How to cure the disease?

In the treatment of an acute form of hepatitis, it is important to adhere to bed rest and a diet with plenty of juices, glucose-containing drinks, mineral water, and sweet tea. This is necessary to make up for the loss of fluid in the body. In this case, the treatment is more aimed at maintaining the body in a stable state. In severe cases, additional treatments may be used.

If the disease has become chronic, then for its treatment antiviral drugs are used in the form of injections or tablets, which must be taken for a long time (in the case of injections, this period is no more than a year, and in the case of tablets – several years). In each case, the treatment program should be prescribed by a qualified hepatologist.
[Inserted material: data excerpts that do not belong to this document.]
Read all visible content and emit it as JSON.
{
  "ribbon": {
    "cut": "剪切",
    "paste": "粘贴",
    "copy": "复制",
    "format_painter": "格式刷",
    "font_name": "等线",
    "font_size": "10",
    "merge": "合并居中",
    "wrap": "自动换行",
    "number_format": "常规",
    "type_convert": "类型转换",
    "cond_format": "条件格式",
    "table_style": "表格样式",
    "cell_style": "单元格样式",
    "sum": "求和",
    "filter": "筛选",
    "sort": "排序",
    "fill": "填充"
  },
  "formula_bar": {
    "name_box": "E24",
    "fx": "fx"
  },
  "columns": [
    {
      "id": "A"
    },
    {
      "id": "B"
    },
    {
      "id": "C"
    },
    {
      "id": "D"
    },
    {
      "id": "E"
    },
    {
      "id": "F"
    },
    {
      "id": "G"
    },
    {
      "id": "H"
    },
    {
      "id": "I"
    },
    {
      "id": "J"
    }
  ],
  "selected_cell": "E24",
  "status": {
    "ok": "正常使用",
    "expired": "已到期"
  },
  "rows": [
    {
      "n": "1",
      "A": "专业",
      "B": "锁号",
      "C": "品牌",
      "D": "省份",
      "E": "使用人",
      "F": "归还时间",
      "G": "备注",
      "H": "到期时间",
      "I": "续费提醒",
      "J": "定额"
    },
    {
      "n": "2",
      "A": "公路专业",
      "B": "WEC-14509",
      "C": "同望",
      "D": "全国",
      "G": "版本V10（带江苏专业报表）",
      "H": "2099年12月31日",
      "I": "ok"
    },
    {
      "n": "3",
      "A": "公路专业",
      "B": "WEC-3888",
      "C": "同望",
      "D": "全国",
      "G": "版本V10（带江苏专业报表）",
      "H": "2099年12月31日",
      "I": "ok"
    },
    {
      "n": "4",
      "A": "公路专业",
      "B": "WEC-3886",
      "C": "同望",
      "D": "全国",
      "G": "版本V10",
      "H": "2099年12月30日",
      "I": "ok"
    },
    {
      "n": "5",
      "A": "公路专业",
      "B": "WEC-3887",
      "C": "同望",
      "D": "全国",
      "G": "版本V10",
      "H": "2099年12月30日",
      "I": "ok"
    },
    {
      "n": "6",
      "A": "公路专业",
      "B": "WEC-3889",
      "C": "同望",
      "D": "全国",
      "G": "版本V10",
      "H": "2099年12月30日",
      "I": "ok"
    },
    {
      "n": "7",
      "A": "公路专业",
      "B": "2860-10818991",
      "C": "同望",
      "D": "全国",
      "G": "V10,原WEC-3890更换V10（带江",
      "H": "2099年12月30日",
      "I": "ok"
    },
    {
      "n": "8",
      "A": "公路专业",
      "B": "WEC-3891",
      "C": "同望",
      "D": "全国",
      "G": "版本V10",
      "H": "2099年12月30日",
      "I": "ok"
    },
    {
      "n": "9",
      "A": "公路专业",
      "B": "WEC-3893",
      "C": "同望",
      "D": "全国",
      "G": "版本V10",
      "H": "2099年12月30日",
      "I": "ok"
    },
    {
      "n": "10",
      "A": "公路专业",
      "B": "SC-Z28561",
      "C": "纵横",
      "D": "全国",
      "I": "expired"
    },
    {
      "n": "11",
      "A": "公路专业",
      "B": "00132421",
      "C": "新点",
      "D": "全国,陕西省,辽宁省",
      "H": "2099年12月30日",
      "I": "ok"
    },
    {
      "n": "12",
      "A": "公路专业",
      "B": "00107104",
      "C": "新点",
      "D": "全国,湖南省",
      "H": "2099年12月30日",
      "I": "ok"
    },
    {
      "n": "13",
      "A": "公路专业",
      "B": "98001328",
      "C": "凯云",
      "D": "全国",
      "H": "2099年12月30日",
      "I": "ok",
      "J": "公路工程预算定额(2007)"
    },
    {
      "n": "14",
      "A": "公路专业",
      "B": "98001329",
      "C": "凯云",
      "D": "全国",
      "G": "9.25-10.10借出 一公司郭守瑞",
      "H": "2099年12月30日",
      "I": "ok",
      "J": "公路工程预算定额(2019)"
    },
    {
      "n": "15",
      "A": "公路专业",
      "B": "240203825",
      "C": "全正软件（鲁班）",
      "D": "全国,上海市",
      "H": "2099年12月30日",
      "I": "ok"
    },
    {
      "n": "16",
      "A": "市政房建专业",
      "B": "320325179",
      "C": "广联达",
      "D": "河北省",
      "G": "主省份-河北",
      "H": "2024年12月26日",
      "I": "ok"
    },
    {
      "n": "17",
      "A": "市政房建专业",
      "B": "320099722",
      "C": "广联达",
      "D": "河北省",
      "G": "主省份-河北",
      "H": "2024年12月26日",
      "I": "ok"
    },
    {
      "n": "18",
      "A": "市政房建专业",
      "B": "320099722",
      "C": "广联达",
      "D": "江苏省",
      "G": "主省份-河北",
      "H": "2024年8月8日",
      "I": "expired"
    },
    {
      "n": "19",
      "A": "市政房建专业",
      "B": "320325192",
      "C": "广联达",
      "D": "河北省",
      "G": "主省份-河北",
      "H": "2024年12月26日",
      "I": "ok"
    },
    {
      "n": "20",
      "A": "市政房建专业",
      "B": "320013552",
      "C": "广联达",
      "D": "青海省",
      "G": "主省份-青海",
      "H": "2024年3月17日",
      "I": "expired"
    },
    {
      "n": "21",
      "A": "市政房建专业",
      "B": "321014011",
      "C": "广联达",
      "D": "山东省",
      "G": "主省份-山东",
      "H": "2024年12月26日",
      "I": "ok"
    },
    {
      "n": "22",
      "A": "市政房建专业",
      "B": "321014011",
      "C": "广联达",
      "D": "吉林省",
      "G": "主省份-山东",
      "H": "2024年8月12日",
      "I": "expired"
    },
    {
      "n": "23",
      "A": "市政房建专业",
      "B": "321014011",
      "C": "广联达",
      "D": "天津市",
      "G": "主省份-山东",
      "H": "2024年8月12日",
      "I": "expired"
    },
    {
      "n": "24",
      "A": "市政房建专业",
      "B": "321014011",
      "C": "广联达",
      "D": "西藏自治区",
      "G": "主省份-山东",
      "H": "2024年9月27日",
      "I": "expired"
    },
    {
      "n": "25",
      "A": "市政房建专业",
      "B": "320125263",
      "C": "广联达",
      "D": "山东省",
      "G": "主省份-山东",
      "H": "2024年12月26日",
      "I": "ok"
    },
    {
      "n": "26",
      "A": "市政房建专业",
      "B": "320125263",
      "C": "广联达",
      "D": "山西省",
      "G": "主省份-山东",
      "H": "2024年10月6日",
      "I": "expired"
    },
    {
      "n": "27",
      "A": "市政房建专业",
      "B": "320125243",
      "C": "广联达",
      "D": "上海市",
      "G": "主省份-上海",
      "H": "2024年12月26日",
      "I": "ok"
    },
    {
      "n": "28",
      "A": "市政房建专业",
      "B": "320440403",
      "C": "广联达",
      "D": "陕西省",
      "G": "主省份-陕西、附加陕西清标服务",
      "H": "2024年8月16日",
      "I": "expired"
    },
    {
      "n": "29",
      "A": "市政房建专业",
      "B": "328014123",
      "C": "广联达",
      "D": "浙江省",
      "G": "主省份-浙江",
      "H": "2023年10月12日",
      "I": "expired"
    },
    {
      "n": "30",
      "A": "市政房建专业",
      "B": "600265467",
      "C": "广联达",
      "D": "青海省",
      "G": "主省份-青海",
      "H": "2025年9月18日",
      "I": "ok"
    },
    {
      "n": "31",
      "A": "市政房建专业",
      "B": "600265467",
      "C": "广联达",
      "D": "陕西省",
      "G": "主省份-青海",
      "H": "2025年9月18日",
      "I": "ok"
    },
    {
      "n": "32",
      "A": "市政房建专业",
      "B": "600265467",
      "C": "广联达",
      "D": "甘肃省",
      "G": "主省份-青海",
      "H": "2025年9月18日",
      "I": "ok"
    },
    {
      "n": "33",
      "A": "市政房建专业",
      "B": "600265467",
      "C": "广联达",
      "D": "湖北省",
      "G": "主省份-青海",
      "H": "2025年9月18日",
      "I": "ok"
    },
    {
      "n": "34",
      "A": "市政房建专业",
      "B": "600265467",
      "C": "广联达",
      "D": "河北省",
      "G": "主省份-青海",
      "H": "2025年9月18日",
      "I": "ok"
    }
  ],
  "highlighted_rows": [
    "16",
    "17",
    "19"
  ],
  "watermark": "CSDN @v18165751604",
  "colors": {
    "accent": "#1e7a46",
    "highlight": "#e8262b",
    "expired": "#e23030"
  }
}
Modern treatment of hepatitis B (B) allows not only to stop the manifestations of a chronic condition, but also to stop the spread of cancer and cirrhosis and maintain the patient’s quality of life at the proper level.

Side effects

Modern drugs for the treatment of viral hepatitis B (B) have virtually no side effects. But the manifestation of ailments of the following nature is possible:

• Headache
• Temperature increase
• Weakness
• Discomfort in limbs

Less common are things like:

• Hair loss
• Weight changes
• Depression
• Problems with the functioning of the thyroid gland (with individual intolerance to drugs)

Also, the doctor may note a change in the content of leukocytes and platelets in the blood.

Effectiveness of treatment

Modern treatment of hepatitis B (B) in the acute form is very effective. In the chronic stage, a complete cure does not occur, but the disease is stopped, it is possible either to avoid complications such as cancer or cirrhosis, or to stop their development (if these pathologies have already appeared at the time of the start of treatment).